Que l’ancien président Joseph Kabila soit arrivé ou non à Goma, cela n’occulte pas les déclarations tonitruantes qu’il a faites délibérément dans les médias. Il a tenu des propos qui sont lourds de conséquences, parce que confirmant sa collusion avec un groupe armé rebelle, sans foi, ni loi, sous la botte du Rwanda, qui a fauché de milliers de vie de Congolais. Au nom de la légitimité de ses revendications, le président du PPRD trouve que ce groupe terroriste peut tuer sans compter sans qu’il ne s’en émeuve pas lui-même. Et de noter que ce groupe n’est pas anarchiste et représente l’aspiration du peuple. Pourquoi l’avait-il combattu en son temps ou, entre-temps, il a changé de statut ou de philosophie ? Par ailleurs, il le présente comme non proxy rwandais. Cela revient-il à dire que toute la communauté internationale se trompe, sauf Paul Kagame et Joseph Kabila, en notant que le M23 bénéficie du soutien du Rwanda ?
Point n’est donc besoin de souligner que l’ancien président Joseph Kabila a choisi de passer à côté de la République. Il ignore les lois pays qu’il a lui-même promulguées, notamment la Loi sur les partis politiques dont quelques dispositions sont évoquées par le vice-Premier ministre et ministre de l’Intérieur, la loi sur les anciens présidents de la République qui lui exige la retenue et la Constitution qui n’encourage pas les rébellions contre le pays, ni la trahison à l’égard de celui-ci.
Et-ce en son nom personnel que Joseph Kabila a fait toutes ces déclarations accablantes ? Jusqu’où le PPRD n’est-il pas engagé par ceux-ci ? Est-il solidaire de son président et autorité morale du FCC ? Est-ce qu’un opposant rwandais peut tenir pareils propos et rentrer tout bonnement au pays ?

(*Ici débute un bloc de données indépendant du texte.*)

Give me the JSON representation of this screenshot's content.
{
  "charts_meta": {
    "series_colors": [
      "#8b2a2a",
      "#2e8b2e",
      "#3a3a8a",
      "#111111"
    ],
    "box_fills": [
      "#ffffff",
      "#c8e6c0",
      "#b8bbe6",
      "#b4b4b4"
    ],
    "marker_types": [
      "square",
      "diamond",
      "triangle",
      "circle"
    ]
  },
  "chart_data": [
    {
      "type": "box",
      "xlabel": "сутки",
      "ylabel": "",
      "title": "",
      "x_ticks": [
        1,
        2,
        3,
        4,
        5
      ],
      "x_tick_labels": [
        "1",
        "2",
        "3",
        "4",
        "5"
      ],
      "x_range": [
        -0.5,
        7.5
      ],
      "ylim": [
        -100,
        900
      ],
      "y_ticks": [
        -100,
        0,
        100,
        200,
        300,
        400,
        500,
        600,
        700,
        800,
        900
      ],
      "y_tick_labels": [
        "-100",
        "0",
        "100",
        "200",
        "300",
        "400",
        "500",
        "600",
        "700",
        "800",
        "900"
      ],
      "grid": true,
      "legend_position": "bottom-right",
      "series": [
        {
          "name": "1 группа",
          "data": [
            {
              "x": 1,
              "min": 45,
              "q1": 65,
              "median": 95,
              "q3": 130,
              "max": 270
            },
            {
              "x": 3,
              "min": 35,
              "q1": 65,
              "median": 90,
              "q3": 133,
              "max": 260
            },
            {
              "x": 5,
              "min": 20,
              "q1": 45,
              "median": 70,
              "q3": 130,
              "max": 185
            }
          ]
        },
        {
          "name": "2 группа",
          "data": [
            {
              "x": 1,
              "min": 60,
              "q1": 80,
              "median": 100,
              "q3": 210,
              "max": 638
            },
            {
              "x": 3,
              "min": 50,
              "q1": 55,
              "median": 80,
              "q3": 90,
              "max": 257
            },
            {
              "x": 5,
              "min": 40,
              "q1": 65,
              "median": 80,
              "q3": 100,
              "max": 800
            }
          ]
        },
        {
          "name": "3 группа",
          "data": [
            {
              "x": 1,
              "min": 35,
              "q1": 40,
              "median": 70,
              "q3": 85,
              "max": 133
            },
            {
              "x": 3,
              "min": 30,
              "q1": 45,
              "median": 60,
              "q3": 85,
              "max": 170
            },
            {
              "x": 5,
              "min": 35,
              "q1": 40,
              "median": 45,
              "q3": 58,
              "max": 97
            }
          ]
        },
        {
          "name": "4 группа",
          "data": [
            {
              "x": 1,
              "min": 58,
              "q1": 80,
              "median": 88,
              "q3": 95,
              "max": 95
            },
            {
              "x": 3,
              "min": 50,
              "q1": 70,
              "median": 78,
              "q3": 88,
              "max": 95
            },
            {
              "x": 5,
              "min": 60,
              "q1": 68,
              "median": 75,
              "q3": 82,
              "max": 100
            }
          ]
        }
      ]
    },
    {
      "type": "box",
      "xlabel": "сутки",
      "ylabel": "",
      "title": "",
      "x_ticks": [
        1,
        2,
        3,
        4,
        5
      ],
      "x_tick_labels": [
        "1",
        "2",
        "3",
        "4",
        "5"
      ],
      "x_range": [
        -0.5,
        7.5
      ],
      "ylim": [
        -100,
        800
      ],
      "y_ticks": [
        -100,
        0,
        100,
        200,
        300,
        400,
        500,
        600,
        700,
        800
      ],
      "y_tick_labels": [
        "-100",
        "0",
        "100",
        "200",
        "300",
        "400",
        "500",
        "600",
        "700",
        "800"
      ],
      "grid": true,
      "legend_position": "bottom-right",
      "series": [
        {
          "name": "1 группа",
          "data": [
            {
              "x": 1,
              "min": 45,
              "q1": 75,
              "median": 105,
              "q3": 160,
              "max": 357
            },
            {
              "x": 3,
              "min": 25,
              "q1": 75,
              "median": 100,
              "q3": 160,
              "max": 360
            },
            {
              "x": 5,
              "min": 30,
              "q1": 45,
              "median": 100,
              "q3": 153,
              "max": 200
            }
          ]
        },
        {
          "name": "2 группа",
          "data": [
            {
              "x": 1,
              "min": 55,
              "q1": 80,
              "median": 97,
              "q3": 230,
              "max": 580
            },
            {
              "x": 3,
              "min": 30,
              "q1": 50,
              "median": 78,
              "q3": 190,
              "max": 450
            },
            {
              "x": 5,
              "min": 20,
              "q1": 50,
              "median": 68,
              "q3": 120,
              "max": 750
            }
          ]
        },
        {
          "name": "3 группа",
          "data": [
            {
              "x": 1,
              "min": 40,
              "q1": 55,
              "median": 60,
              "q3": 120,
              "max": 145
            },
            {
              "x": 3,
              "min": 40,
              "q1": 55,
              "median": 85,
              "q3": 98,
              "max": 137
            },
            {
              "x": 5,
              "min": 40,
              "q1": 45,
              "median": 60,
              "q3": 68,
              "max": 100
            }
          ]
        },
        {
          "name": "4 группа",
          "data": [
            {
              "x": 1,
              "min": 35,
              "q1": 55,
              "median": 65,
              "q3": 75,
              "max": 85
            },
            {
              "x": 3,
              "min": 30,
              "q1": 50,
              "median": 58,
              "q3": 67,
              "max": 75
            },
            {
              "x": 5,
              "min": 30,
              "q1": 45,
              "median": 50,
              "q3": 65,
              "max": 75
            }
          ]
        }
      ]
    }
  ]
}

C’est donc au PPRD de choisir : soit il renoue avec la démocratie et rejette publiquement la dérive belliciste de son fondateur, soit il accepte de mourir politiquement, englouti par la trahison de celui qu’il appelait « Raïs ». Il ne s’agit plus de loyauté, mais de responsabilité historique.
La République ne peut plus faire de compromis avec ceux qui pactisent avec ses bourreaux. Le PPRD non plus. Le choix est cruel, mais nécessaire. Il en va de sa survie. Il en va, surtout, de sa place dans l’histoire du Congo.